Here, the internal factor comes into play. Israel littered the area with mines as a means to prevent evacuating it. The old claim, that military presence alongside permanent settlement will increase security, was duplicated east of the Green Line, in the West Bank, and the Golan, and only complicates the bargaining, because military presence can be removed with an order, but civilian presence is not so easily removed. Dozens of small settlements have sprung up in the Jordan River Valley, home to thousands of settlers.
This week, Defense Minister Moshe Ya’alon, as a politician scheming to be head of Likud, and perhaps prime minister, visited the Jordan River Valley, and sucked up to the settlers. He spoke of the fears that rockets could be launched from the West Bank at Tel Aviv or Ben Gurion Airport, legitimate danger that should be dealt with diplomatically and with appropriate security policy. But first, he expressed his opposition to removing settlers as part of a peace agreement. “I’m an advocate of settlement,” said Ya’alon. “I believe in it. In places where Jews don’t live, there’s no security either. Whoever really wants peace must talk about coexistence, and not removing Jews like what was done in Gaza, and the ensuing destruction there that led to rockets being fired on Israel.”
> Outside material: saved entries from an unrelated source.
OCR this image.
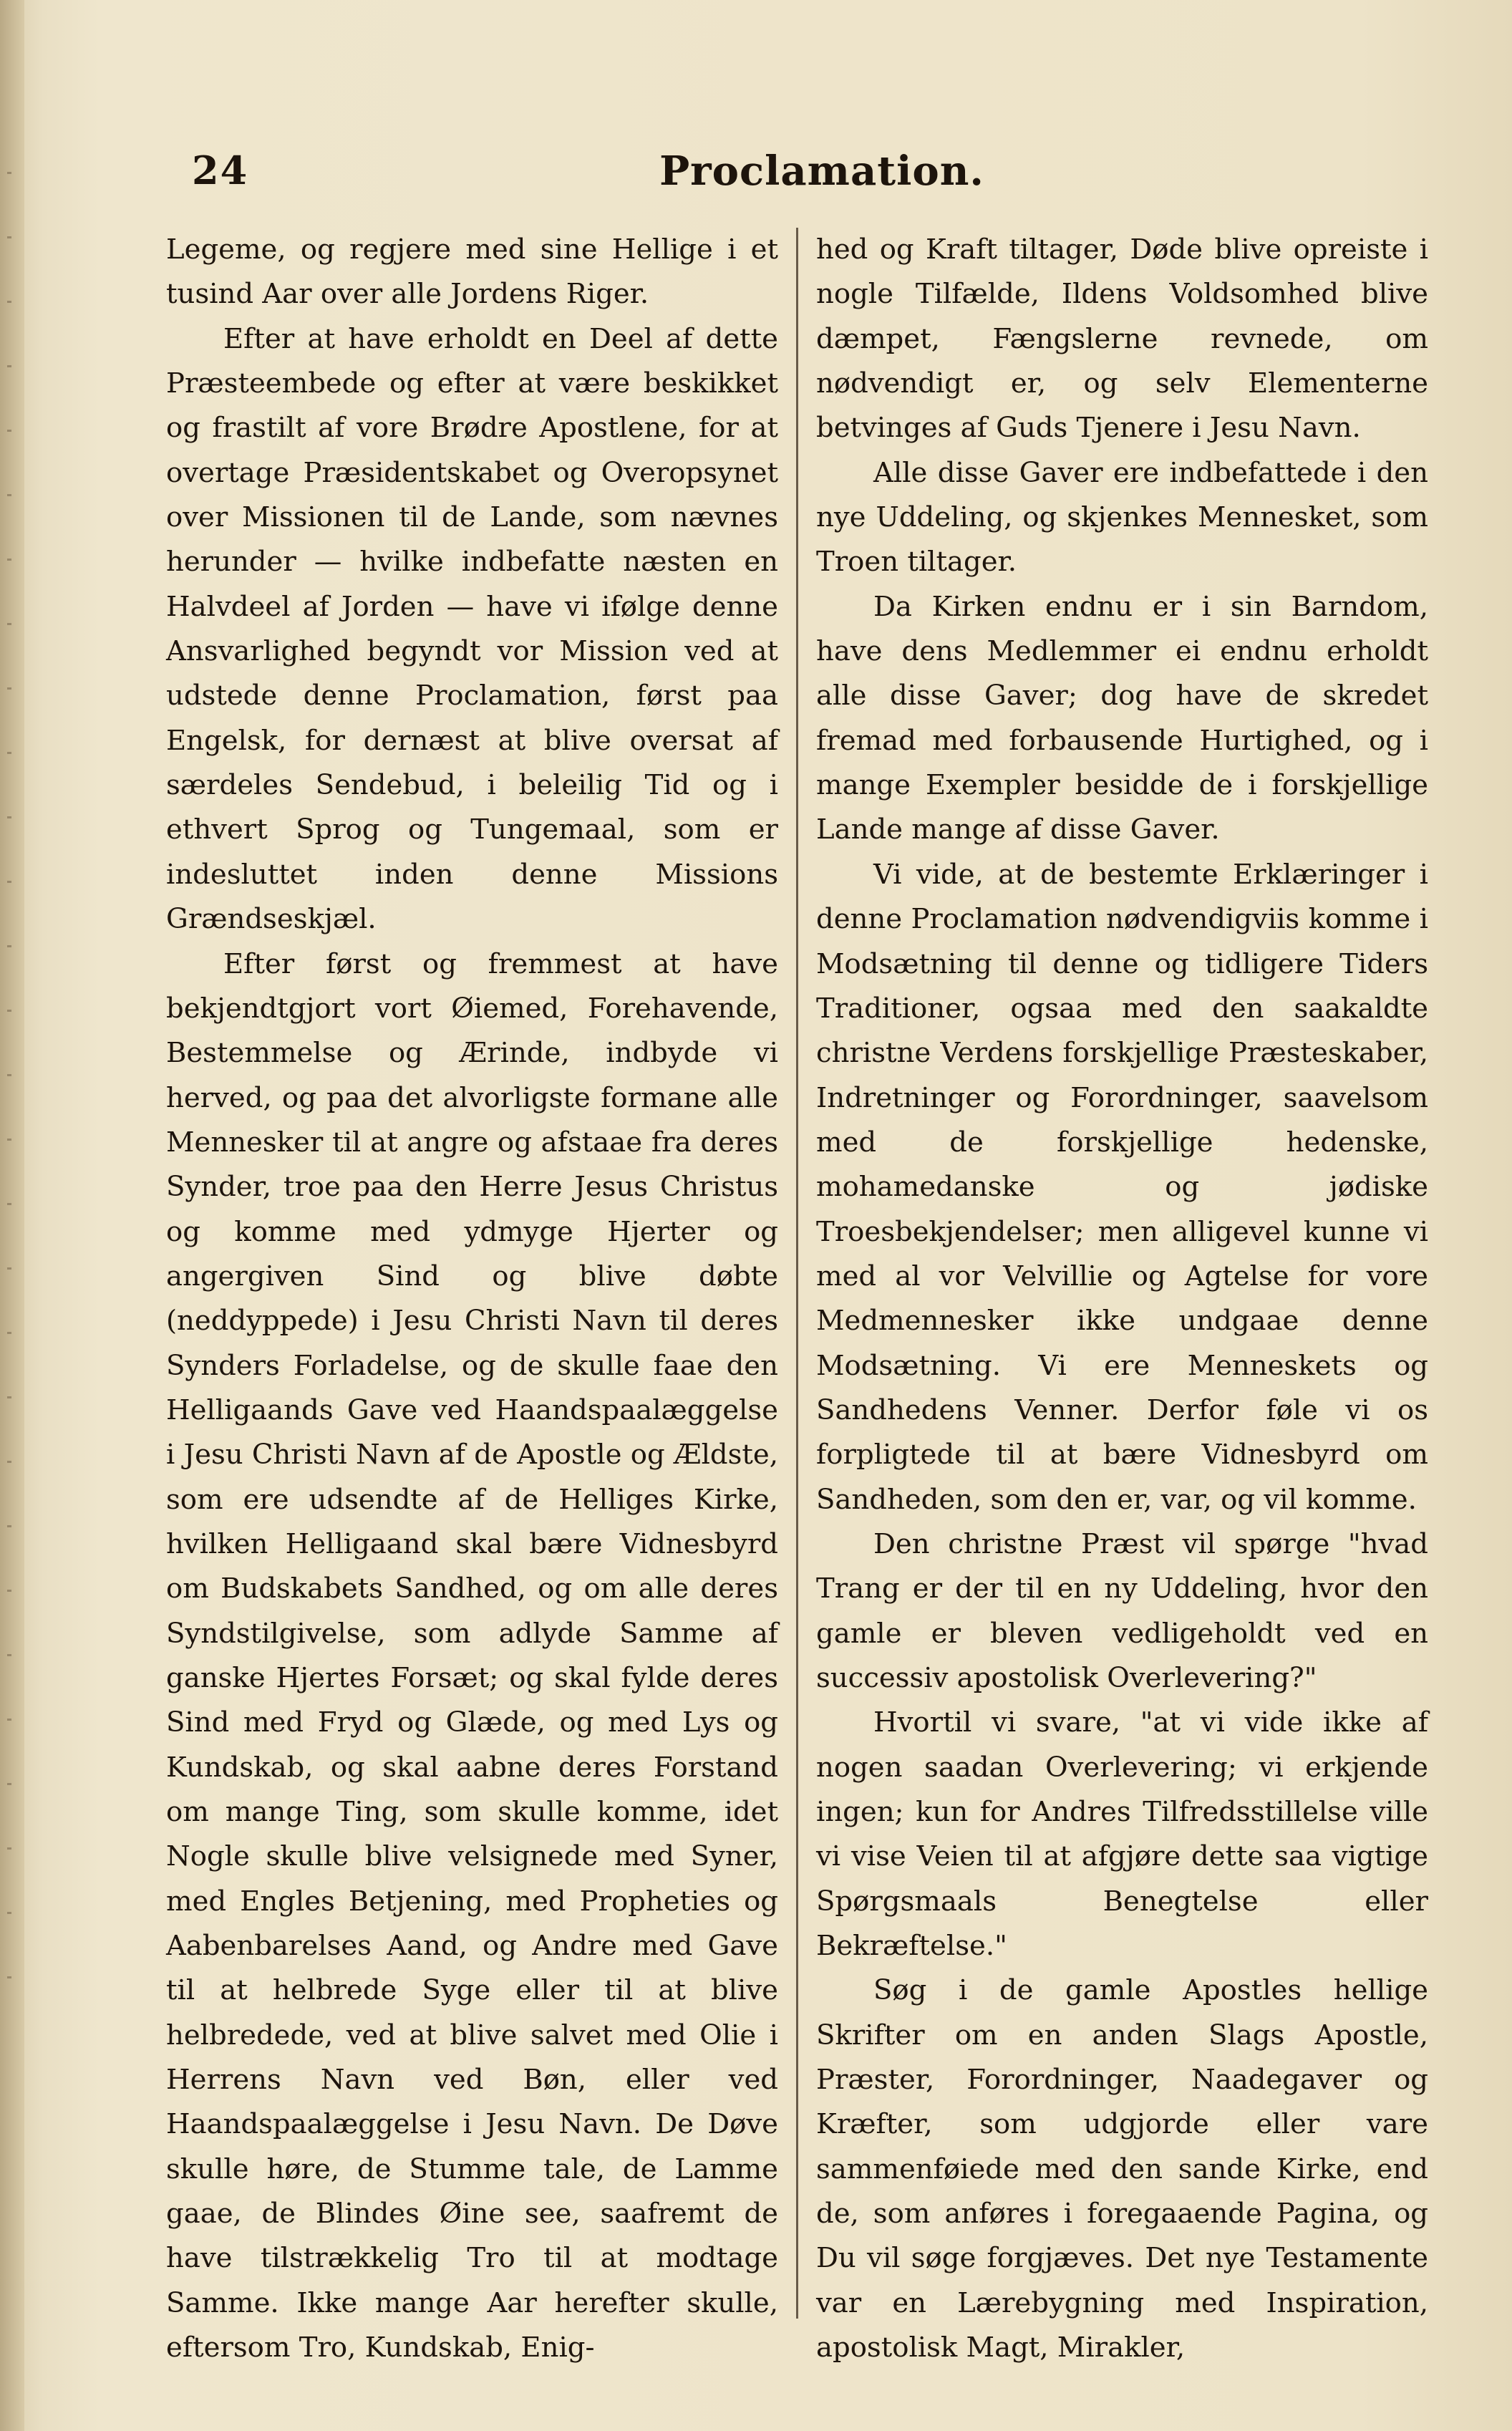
24	Proclamation.

Legeme, og regjere med sine Hellige i et tusind Aar over alle Jordens Riger.

Efter at have erholdt en Deel af dette Præsteembede og efter at være beskikket og frastilt af vore Brødre Apostlene, for at overtage Præsidentskabet og Overopsynet over Missionen til de Lande, som nævnes herunder — hvilke indbefatte næsten en Halvdeel af Jorden — have vi ifølge denne Ansvarlighed begyndt vor Mission ved at udstede denne Proclamation, først paa Engelsk, for dernæst at blive oversat af særdeles Sendebud, i beleilig Tid og i ethvert Sprog og Tungemaal, som er indesluttet inden denne Missions Grændseskjæl.

Efter først og fremmest at have bekjendtgjort vort Øiemed, Forehavende, Bestemmelse og Ærinde, indbyde vi herved, og paa det alvorligste formane alle Mennesker til at angre og afstaae fra deres Synder, troe paa den Herre Jesus Christus og komme med ydmyge Hjerter og angergiven Sind og blive døbte (neddyppede) i Jesu Christi Navn til deres Synders Forladelse, og de skulle faae den Helligaands Gave ved Haandspaalæggelse i Jesu Christi Navn af de Apostle og Ældste, som ere udsendte af de Helliges Kirke, hvilken Helligaand skal bære Vidnesbyrd om Budskabets Sandhed, og om alle deres Syndstilgivelse, som adlyde Samme af ganske Hjertes Forsæt; og skal fylde deres Sind med Fryd og Glæde, og med Lys og Kundskab, og skal aabne deres Forstand om mange Ting, som skulle komme, idet Nogle skulle blive velsignede med Syner, med Engles Betjening, med Propheties og Aabenbarelses Aand, og Andre med Gave til at helbrede Syge eller til at blive helbredede, ved at blive salvet med Olie i Herrens Navn ved Bøn, eller ved Haandspaalæggelse i Jesu Navn. De Døve skulle høre, de Stumme tale, de Lamme gaae, de Blindes Øine see, saafremt de have tilstrækkelig Tro til at modtage Samme. Ikke mange Aar herefter skulle, eftersom Tro, Kundskab, Enig-

hed og Kraft tiltager, Døde blive opreiste i nogle Tilfælde, Ildens Voldsomhed blive dæmpet, Fængslerne revnede, om nødvendigt er, og selv Elementerne betvinges af Guds Tjenere i Jesu Navn.

Alle disse Gaver ere indbefattede i den nye Uddeling, og skjenkes Mennesket, som Troen tiltager.

Da Kirken endnu er i sin Barndom, have dens Medlemmer ei endnu erholdt alle disse Gaver; dog have de skredet fremad med forbausende Hurtighed, og i mange Exempler besidde de i forskjellige Lande mange af disse Gaver.

Vi vide, at de bestemte Erklæringer i denne Proclamation nødvendigviis komme i Modsætning til denne og tidligere Tiders Traditioner, ogsaa med den saakaldte christne Verdens forskjellige Præsteskaber, Indretninger og Forordninger, saavelsom med de forskjellige hedenske, mohamedanske og jødiske Troesbekjendelser; men alligevel kunne vi med al vor Velvillie og Agtelse for vore Medmennesker ikke undgaae denne Modsætning. Vi ere Menneskets og Sandhedens Venner. Derfor føle vi os forpligtede til at bære Vidnesbyrd om Sandheden, som den er, var, og vil komme.

Den christne Præst vil spørge "hvad Trang er der til en ny Uddeling, hvor den gamle er bleven vedligeholdt ved en successiv apostolisk Overlevering?"

Hvortil vi svare, "at vi vide ikke af nogen saadan Overlevering; vi erkjende ingen; kun for Andres Tilfredsstillelse ville vi vise Veien til at afgjøre dette saa vigtige Spørgsmaals Benegtelse eller Bekræftelse."

Søg i de gamle Apostles hellige Skrifter om en anden Slags Apostle, Præster, Forordninger, Naadegaver og Kræfter, som udgjorde eller vare sammenføiede med den sande Kirke, end de, som anføres i foregaaende Pagina, og Du vil søge forgjæves. Det nye Testamente var en Lærebygning med Inspiration, apostolisk Magt, Mirakler,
That is a political statement, not a security one. The prime minister’s Likud advisers know better than to get too close to debates about plans including removing settlers from their homes. Gantz, his second in command Gadi Eizenkot, and other senior officers that comprise the upper echelons of the IDF are remaining silent so as not to quarrel with their superiors. As usual, American assistance is essential. Dempsey, playing the role of Gantz’s spokesman, was asked this week what Gantz meant by strategic opportunity. Dempsey chose to leave it to imagination.